You had me at conjugal interactions.

ellie said...

Fitzy, I believe the concept you have so elaborately described here is known as friendship. Congratulations: you have just reinvented "having friends."

Interestingly, though, taken to its natural conclusion, your argument suggests that it would be beneficial to decompose our needs as much as possible in order to find the person who most deeply satisfies each discreet need, thus making us happiest. This has at least two troubling potential implications:
1) We become so focused on finding "the right one" for each need that we are now agonizing over finding "the right 27" which, frankly, will require many more diaries.
2) People begin to specialize in their roles, as in any free market, and we lose our ability to fulfill more than one need at a time: Jason Giambis become extinct, and we are overrun with "good listeners" and "boytoys."

In conclusion: Do I think that people having more and closer friends will accomplish world peace? Not without more and closer conjugal interactions it won't.

Sarah said...

Fitz, do you want to be my friend who buys me clothes? Because I need one of those. I am also in the market for a friend who gets free concert tickets and a friend who wants to watch The L Word with me. Conversely, I can be the friend who will eventually introduce you to the guy who said "Inconceivable!" over and over again in The Princess Bride. Is that on your list? If not, what's wrong with you?
Oh my god! I just figured it out! You hang out with me because I have a blog.

Jonathan said...

To Sarah: as my perfect mate would have a blog...that is the need you satisfy. As for my value to you, I'm happy being the one that summarizes the most important points from each month's Men's Health for you.

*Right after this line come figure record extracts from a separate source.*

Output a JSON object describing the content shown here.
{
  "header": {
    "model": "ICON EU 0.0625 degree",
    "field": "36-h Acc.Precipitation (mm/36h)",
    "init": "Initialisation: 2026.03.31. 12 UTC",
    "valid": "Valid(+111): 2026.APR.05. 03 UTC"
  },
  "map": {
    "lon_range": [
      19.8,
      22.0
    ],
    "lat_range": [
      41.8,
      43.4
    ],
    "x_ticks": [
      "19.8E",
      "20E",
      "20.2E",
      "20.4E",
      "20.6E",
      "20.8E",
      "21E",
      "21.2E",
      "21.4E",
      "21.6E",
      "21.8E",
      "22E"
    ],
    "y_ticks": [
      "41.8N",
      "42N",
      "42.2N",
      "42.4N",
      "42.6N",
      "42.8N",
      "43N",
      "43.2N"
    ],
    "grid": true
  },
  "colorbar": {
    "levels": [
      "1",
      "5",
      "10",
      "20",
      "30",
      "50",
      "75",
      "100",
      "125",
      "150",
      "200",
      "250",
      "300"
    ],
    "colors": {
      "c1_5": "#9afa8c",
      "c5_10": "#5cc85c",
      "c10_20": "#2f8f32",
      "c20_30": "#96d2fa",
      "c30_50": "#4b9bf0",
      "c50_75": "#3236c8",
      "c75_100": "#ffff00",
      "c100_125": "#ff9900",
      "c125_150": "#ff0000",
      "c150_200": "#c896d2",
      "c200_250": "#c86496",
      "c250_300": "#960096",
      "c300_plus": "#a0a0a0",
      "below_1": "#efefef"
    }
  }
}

To Ellie: to your point #2: Is specialization such a bad thing? At least the 'boy toys' can be honest with themselves, stop trying to be something they're not and avoid being average at everything. I know I don't need to explain trade theory to a fellow econ major.

to your point #1:...you may have me on that one, damn you!

Joe said...

Heady stuff, Guys. In the 60's we would have said, "Heavy!" You're way beyond "deepish."